Du reste, L'HIRONDELLE ET LA MESANGE, qui se regarde sans bailler un instant, n'a rien perdu de son charme discret et de son calme entêtant.


Ne jamais aller au lit après une simple verveine: prendre un truc fort, à vous tordre les boyaux, quitte à garder les yeux ouverts longtemps dans le noir, en sueur. Ni film à faire peur, ni prétexte à grave trauma (quoique, ne laissez pas vos gosses traîner devant...), ni rien de ce que avez pu voir avant, c'est... TRASH HUMPERS de Harmony Korine, cinéaste agité sous influence expérimentale U.S.-indé, qui a beaucoup à voir avec le sens de la provocation gratuite, grandiose, exagérée mais poilante telle qu'établi avant lui par John Waters, mais sous des formes moins "pop", moins rose bonbon. Pour mémoire, Korine avait d'abord écrit des scénarii pour Larry Clarck (KIDS, c'est lui), et le film le plus normal qu'il a pu réaliser jusqu'à présent doit être...SPRING BREAKERS peut-être, ou MISTER LONELY. Et normal est ici un bien grand mot.

TRASH HUMPERS, tourné en 2009 avec ce qui semble être un Camescope se déroule dans une banlieue pourrie de Nashville. Trois ou quatre affreux jojos, qui ont tous chopé le masque de Dustin Hoffman quand il a 100 ans dans LITTLE BIG MAN, errent sur les parkings et dans les terrains vagues, grommellent à l'intérieur de leurs bouteilles, se trémoussent en fracassant des néons ou des téléviseurs, hurlent des comptines en faisant des pas de danse peut-être calqués sur ceux d'Alex dans ORANGE MECANIQUE, se marrent comme des fous (l'un-e- d'eux à un rire hystérique haut perché qui vrille les nerfs), et, toujours, baisent les poubelles (Trash humpers, c'est ça donc).

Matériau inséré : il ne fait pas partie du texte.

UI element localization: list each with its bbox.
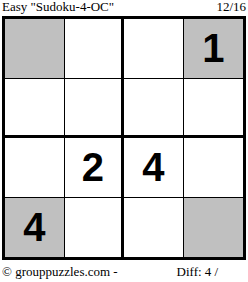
cell-r3c1-empty[interactable]: [65, 198, 125, 258]
cell-r1c2-empty[interactable]: [124, 79, 184, 139]
cell-r2c3-empty[interactable]: [184, 138, 244, 198]
cell-r0c1-empty[interactable]: [65, 19, 125, 79]
cell-r0c2-empty[interactable]: [124, 19, 184, 79]
cell-r1c0-empty[interactable]: [5, 79, 65, 139]
puzzle-page: Easy "Sudoku-4-OC" 12/16 1244 © grouppuz…: [0, 0, 248, 282]
footer: © grouppuzzles.com - 12/20/2020 Diff: 4 …: [0, 265, 248, 282]
cell-r0c0-empty[interactable]: [5, 19, 65, 79]
cell-r2c2-given-4: 4: [124, 138, 184, 198]
puzzle-counter: 12/16: [216, 0, 246, 14]
header: Easy "Sudoku-4-OC" 12/16: [0, 0, 248, 16]
cell-r0c3-given-1: 1: [184, 19, 244, 79]
cell-r3c0-given-4: 4: [5, 198, 65, 258]
cell-r2c1-given-2: 2: [65, 138, 125, 198]
cell-r3c3-empty[interactable]: [184, 198, 244, 258]
cell-r3c2-empty[interactable]: [124, 198, 184, 258]
copyright-text: © grouppuzzles.com - 12/20/2020: [2, 265, 177, 282]
difficulty-text: Diff: 4 / 4431: [177, 265, 246, 282]
sudoku-board: 1244: [2, 16, 246, 260]
puzzle-title: Easy "Sudoku-4-OC": [2, 0, 114, 14]
cell-r1c1-empty[interactable]: [65, 79, 125, 139]
cell-r1c3-empty[interactable]: [184, 79, 244, 139]
cell-r2c0-empty[interactable]: [5, 138, 65, 198]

Le grotesque le dispute au malaise, mais pas dans le sens que l'on croit: c'est grotesque alors, justement, le malaise ne s'installe pas vraiment. Qu'ils écoutent en se bidonnant une sorte de poète beat déclamer un poème en tenue de soubrette, qu'ils se foutent de la gueule d'un petit gros à lunette qui n'arrive pas à atteindre l'arceau du panneau de basket, qu'ils fracassent un crâne au marteau, c'est du pareil au même: de toute façon, ils s'en retournent toujours niquer des poubelles (avec parfois des variantes: cela peut-être une boîte aux lettres, un pot de fleur ou un tronc: on les a même surpris en train de branler des branches d'arbre), une bouteille à la main. Et toujours dans une image analogique dégueulasse, avec cuts imprévus, sans montage prévisible, aussi on pourrait appeler ça: un film démonté.

Il faut posséder, c'est entendu, un sens de l'humour certain pour supporter cette chose jusqu'au bout, mais l'iconoclaste qui sommeille en tout cinéphile exigeant, en moi a été comblé. Il ne faut pas longtemps pour comprendre que cette captation sauvage de ses humeurs décérébrées est filmé dans un cadre qui n'a rien d'anodin. Amérique des suburbs, des beaufs à picole, des blagues anti-pédés et anti-noirs, anti-youpins, des pavillons à planches vermoulues avec gazon cuit par le soleil et les merdes de chien, Amérique éternelle qui se fend parfois de laïus désarmants de connerie inter-sidérale (lors d'une "pause philosophique" professée par un de nos trash humpers, sur l'American way of life, le sens de la vie, tout ça), Amérique d'aujourd'hui avec son président-guignol à moumoute qui lui aussi porte un masque à faire peur, et nique les poubelles.

Harmony Korine, cinéaste de ma génération (né en 1973), pas encore rangé des voitures, qui filme son propre pays avec ce qu'il est à même de mieux comprendre: un humour pipi-caca, des images dégueulasses, des bites et des poubelles. 

Après ça, que god save America, bien entendu.